Ante una pregunta así, la primera respuesta que se me ocurre es que el ocio sigue teniendo en la vejez las mismas funciones que en cualquier momento de la vida. Hace muchos años que Joffre Dumazedier sintetizó, desde un punto de vista científico, que las experiencias de ocio colaboran en el descanso, la diversión y el desarrollo de las personas, tanto física como mentalmente. Estudios posteriores han proporcionado otras aportaciones que demuestran cómo el ocio también tiene una función social, al potenciar las relaciones interpersonales, además de otras económicas, psicológicas o de innovación en las que no vamos a entrar ahora. Lo que sí quisiera precisar es que estas funciones se refieren a cualquier momento de la vida y, consiguientemente, también están presentes en el ocio de las personas mayores, independientemente de su edad,  estatus o lugar donde se encuentren.
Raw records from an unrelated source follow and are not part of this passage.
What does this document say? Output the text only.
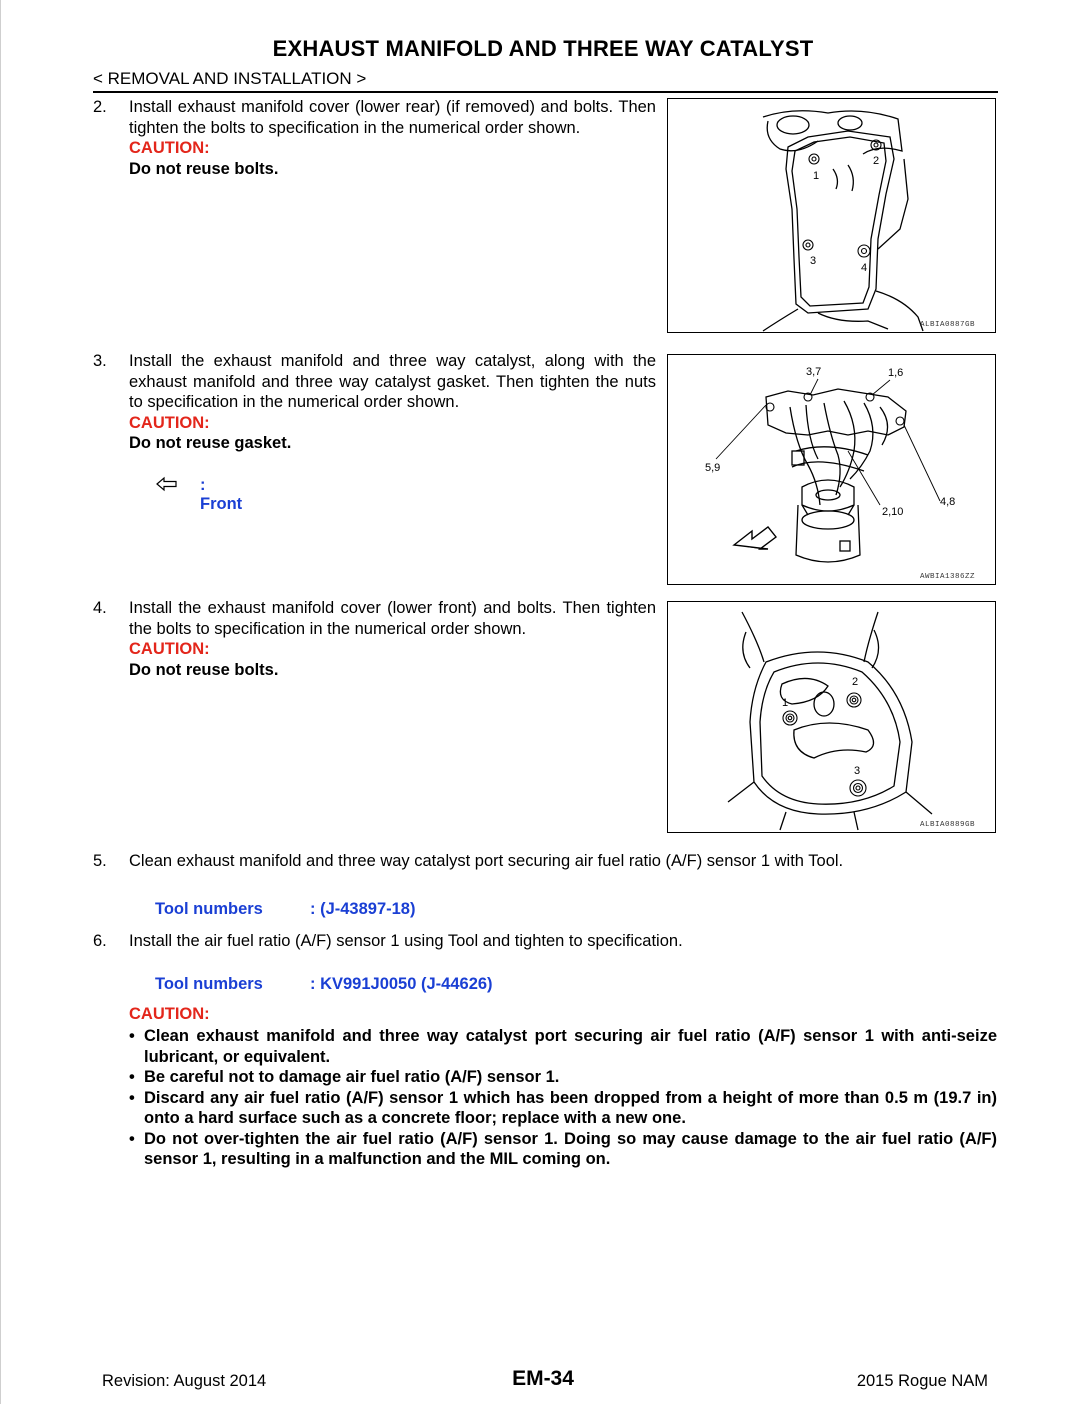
EXHAUST MANIFOLD AND THREE WAY CATALYST
< REMOVAL AND INSTALLATION >
2. Install exhaust manifold cover (lower rear) (if removed) and bolts. Then tighten the bolts to specification in the numerical order shown.
CAUTION:
Do not reuse bolts.	1
2
3
4
ALBIA0887GB
3. Install the exhaust manifold and three way catalyst, along with the exhaust manifold and three way catalyst gasket. Then tighten the nuts to specification in the numerical order shown.
CAUTION:
Do not reuse gasket.
: Front
3,7	1,6
5,9
2,10
4,8
AWBIA1386ZZ
4. Install the exhaust manifold cover (lower front) and bolts. Then tighten the bolts to specification in the numerical order shown.
CAUTION:
Do not reuse bolts.
1
2
3
ALBIA0889GB
5. Clean exhaust manifold and three way catalyst port securing air fuel ratio (A/F) sensor 1 with Tool.
Tool numbers	: (J-43897-18)
6. Install the air fuel ratio (A/F) sensor 1 using Tool and tighten to specification.
Tool numbers	: KV991J0050 (J-44626)
CAUTION:
• Clean exhaust manifold and three way catalyst port securing air fuel ratio (A/F) sensor 1 with anti-seize lubricant, or equivalent.
• Be careful not to damage air fuel ratio (A/F) sensor 1.
• Discard any air fuel ratio (A/F) sensor 1 which has been dropped from a height of more than 0.5 m (19.7 in) onto a hard surface such as a concrete floor; replace with a new one.
• Do not over-tighten the air fuel ratio (A/F) sensor 1. Doing so may cause damage to the air fuel ratio (A/F) sensor 1, resulting in a malfunction and the MIL coming on.
Revision: August 2014	EM-34	2015 Rogue NAM
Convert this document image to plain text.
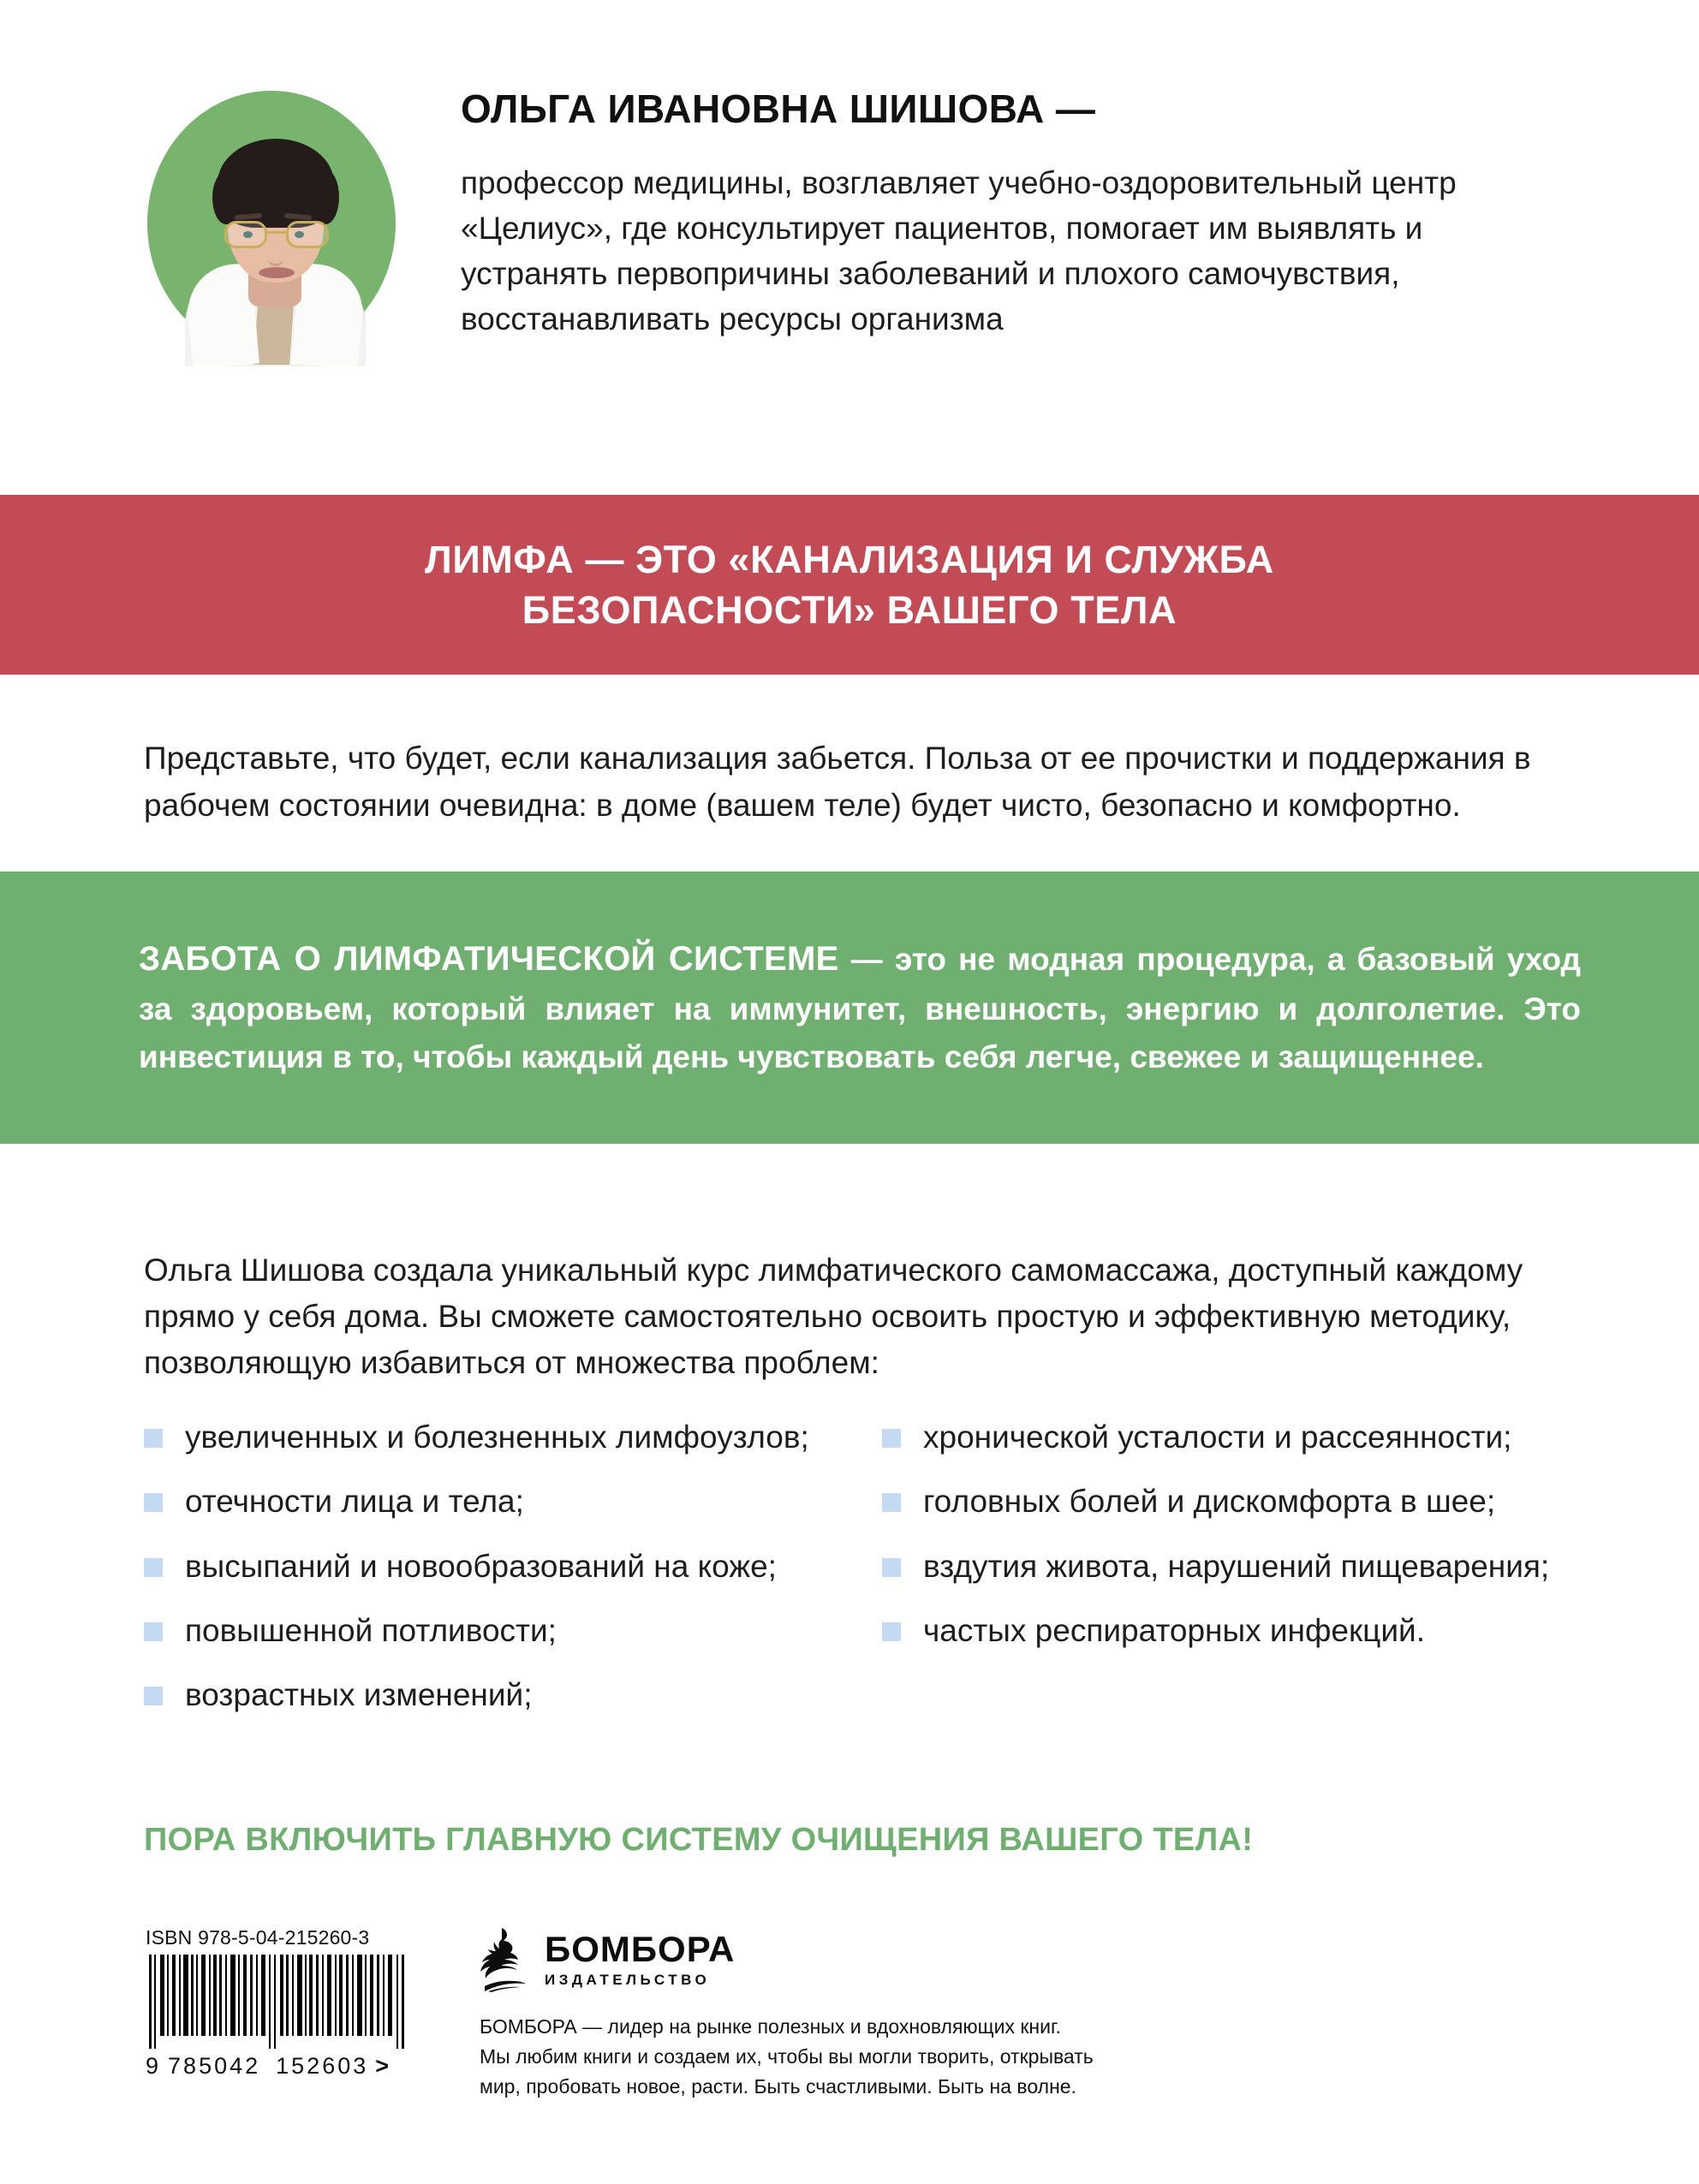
ОЛЬГА ИВАНОВНА ШИШОВА —

профессор медицины, возглавляет учебно-оздоровительный центр «Целиус», где консультирует пациентов, помогает им выявлять и устранять первопричины заболеваний и плохого самочувствия, восстанавливать ресурсы организма

ЛИМФА — ЭТО «КАНАЛИЗАЦИЯ И СЛУЖБА
БЕЗОПАСНОСТИ» ВАШЕГО ТЕЛА

Представьте, что будет, если канализация забьется. Польза от ее прочистки и поддержания в рабочем состоянии очевидна: в доме (вашем теле) будет чисто, безопасно и комфортно.

ЗАБОТА О ЛИМФАТИЧЕСКОЙ СИСТЕМЕ — это не модная процедура, а базовый уход за здоровьем, который влияет на иммунитет, внешность, энергию и долголетие. Это инвестиция в то, чтобы каждый день чувствовать себя легче, свежее и защищеннее.

Ольга Шишова создала уникальный курс лимфатического самомассажа, доступный каждому прямо у себя дома. Вы сможете самостоятельно освоить простую и эффективную методику, позволяющую избавиться от множества проблем:

увеличенных и болезненных лимфоузлов;
отечности лица и тела;
высыпаний и новообразований на коже;
повышенной потливости;
возрастных изменений;
хронической усталости и рассеянности;
головных болей и дискомфорта в шее;
вздутия живота, нарушений пищеварения;
частых респираторных инфекций.
ПОРА ВКЛЮЧИТЬ ГЛАВНУЮ СИСТЕМУ ОЧИЩЕНИЯ ВАШЕГО ТЕЛА!
ISBN 978-5-04-215260-3
9 785042 152603 >
БОМБОРА
ИЗДАТЕЛЬСТВО
БОМБОРА — лидер на рынке полезных и вдохновляющих книг.
Мы любим книги и создаем их, чтобы вы могли творить, открывать
мир, пробовать новое, расти. Быть счастливыми. Быть на волне.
A todo ello hay que añadir que las experiencias de ocio, desde el punto de vista del desarrollo humano, tienen unos efectos de mejora, prevención, mitigación del dolor o mantenimiento de la salud. Unas consecuencias de carácter general que se producen en cualquier edad o momento de la vida. Sin embargo, debo añadir ahora, adquieren una especial importancia y unas características relevantes para las personas jubiladas, por las razones que paso a desarrollar seguidamente.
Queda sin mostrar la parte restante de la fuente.